Si vous travaillez sous Unix, vous utilisez certainement logrotate (peut être sans le savoir). Le rôle de ce petit logiciel est d'effectuer une rotation des différents journaux applicatifs afin d'éviter de vous retrouver sans espace sur le disque suite à l'immense succès de votre site sur les 150 dernières années[1].
Logrotate va donc effectuer une rotation des journaux, c'est à dire renommer le journal courant et éventuellement le compresser ou l'analyser[2] puis relancer l'application utilisant le journal (pour qu'elle écrive dans un nouveau fichier).
Une des fonctionnalités intéressantes de logrotate est l'envoi d'un journal par mail. Selon la configuration, cela peut se faire lorsque le journal en question va être supprimé (si on dit à logrotate de garder 4 versions du journal, il enverra la 5° puis la supprimera à chaque rotation) ou lorsqu'il vient d'être "tourné". Le premier cas est le cas par défaut (directive maillast), le second est indiqué par la directive mailfirst, la directive mail indiquant l'adresse à laquelle envoyer le mail. Ce procédé est très pratique pour conserver les logs sur une longue durée ailleurs que sur le serveur ou pour être au courant des erreurs (en complément de logwatch ou autre et à condition que le journal d'erreur soit assez restreint pour être lisible).

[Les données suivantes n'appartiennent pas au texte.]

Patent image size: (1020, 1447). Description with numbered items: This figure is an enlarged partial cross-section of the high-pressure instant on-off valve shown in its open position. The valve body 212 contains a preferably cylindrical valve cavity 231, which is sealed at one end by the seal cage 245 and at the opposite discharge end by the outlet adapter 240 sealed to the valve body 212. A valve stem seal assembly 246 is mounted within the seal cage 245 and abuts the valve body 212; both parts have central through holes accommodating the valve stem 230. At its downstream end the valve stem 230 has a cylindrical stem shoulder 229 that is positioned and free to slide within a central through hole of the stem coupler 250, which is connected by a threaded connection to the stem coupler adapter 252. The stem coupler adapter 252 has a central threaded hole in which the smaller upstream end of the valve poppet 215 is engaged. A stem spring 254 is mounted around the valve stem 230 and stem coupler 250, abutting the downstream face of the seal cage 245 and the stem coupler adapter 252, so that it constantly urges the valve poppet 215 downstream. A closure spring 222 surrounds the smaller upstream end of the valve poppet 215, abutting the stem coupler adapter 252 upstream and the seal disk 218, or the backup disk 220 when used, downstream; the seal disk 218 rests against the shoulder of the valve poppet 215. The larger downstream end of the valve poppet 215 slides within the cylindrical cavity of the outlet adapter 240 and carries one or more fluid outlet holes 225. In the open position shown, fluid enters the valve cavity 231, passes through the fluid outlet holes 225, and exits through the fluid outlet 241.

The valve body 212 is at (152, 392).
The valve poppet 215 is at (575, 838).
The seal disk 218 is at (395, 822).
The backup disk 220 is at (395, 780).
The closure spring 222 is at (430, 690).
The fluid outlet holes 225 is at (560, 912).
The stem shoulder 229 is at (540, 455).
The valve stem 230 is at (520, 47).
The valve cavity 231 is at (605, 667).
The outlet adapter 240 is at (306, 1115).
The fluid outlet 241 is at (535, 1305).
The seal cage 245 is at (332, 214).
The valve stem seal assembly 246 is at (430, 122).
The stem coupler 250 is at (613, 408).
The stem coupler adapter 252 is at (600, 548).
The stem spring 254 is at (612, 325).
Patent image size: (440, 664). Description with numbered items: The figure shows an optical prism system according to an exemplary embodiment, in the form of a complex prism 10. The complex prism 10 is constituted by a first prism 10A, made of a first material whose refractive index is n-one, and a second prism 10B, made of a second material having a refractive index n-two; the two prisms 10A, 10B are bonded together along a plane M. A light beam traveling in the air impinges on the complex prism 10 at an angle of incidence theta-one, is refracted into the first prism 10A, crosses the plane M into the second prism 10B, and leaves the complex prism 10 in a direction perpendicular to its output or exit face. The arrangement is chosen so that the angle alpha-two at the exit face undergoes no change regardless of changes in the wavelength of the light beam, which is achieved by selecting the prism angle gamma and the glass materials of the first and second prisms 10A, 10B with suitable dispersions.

Si à la suite de l'ajout de la directive mail, cron vous indique que logwatch s'est lamentablement écrasé par un sensuel :
/etc/cron.daily/logrotate: error: mail command failed for /var/log/toto.log.1 run-parts: /etc/cron.daily/logrotate exited with return code 1
Cela signifie tout simplement que vous n'avez pas de commande /usr/bin/mail sur votre système (il est possible d'en utiliser une autre via l'option --mail de la ligne de commande, elle doit accepter en paramètre -s sujet destinataire).
Enfin, sachez qu'en France, la conservation des données est régie par la loi, les journaux doivent être conservés un an et contenir un certain nombre d'informations (il me semble que le décret de la LCEN sur la conservation des données n'est toujours pas paru).